Maybe because, if the assignments I turn in are trash, at least it justifiably reflects the amount of time I spent on them. Maybe because I’m afraid of what might happen if I put my heart into whatever I’m working on. If I diligently and meticulously slave over the stats homework or the biology lab or even the solo for concert band we were made to finish in a considerable amount of time, and my grade still plunges, what was it all for?
In a sick, sort of twisted way, I figure if I procrastinate long enough, I’m in control of my failures. I’d rather have some say in how badly others perceive me and the work I put out than try and not meet expectations.

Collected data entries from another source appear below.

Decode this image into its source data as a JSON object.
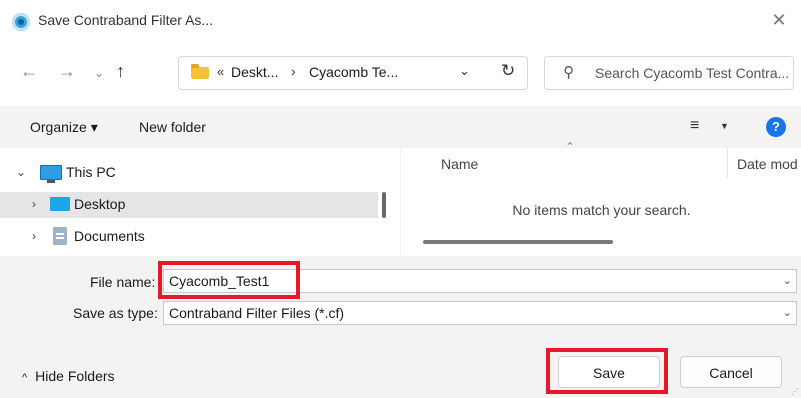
{
  "window": {
    "title": "Save Contraband Filter As...",
    "close_glyph": "✕"
  },
  "nav": {
    "back": "←",
    "forward": "→",
    "recent": "⌄",
    "up": "↑",
    "breadcrumb_chevron": "«",
    "breadcrumbs": [
      "Deskt...",
      "Cyacomb Te..."
    ],
    "breadcrumb_sep": "›",
    "address_dropdown": "⌄",
    "refresh": "↻",
    "search_placeholder": "Search Cyacomb Test Contra..."
  },
  "toolbar": {
    "organize": "Organize ▾",
    "new_folder": "New folder",
    "view_glyph": "≡",
    "view_dropdown": "▼",
    "help_glyph": "?"
  },
  "tree": {
    "items": [
      {
        "label": "This PC",
        "chevron": "⌄",
        "icon": "pc-icon"
      },
      {
        "label": "Desktop",
        "chevron": "›",
        "icon": "desktop-icon",
        "selected": true
      },
      {
        "label": "Documents",
        "chevron": "›",
        "icon": "documents-icon"
      }
    ]
  },
  "content": {
    "columns": [
      "Name",
      "Date mod"
    ],
    "sort_glyph": "⌃",
    "empty_message": "No items match your search."
  },
  "form": {
    "file_name_label": "File name:",
    "file_name_value": "Cyacomb_Test1",
    "save_type_label": "Save as type:",
    "save_type_value": "Contraband Filter Files (*.cf)",
    "dropdown_glyph": "⌄"
  },
  "footer": {
    "hide_folders": "Hide Folders",
    "hide_chevron": "^",
    "save": "Save",
    "cancel": "Cancel"
  },
  "colors": {
    "highlight": "#e5192a",
    "accent": "#1a73e8"
  }
}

Looking back on the short stories I wrote back in elementary and intermediate school, I can’t help but laugh at…how seriously I took everything. I wrote like my life depended on whether Amy and Jack slayed the colossal, fire-breathing, man-eating dragon in the first chapter of a three-pronged folder stuffed with an entire ream of wide-ruled paper. The passion and pure imagination each page was filled to the margin with is something I couldn’t replicate now, knowing what I know now.
But man, can I BS a mean English IV paper.
Off-the-record, I miss what it feels like to work on things without caring what other people are going to think about me. To find enjoyment in writing make-believe stories that teachers and friends and classmates seemed to like as much as I did, without getting inside my head.
I used to dream of pursuing a career in writing, of signing copies of my New York Times Bestselling book at the Barnes and Noble down by the Parks Mall, of dedicating my first novel to all of the teachers and adults and friends who’ve supported me throughout the years.
Now, I dream of typing words onto a Google doc, and being able to finish my own thoughts before finding something, anything, wrong with it, and never touching it again.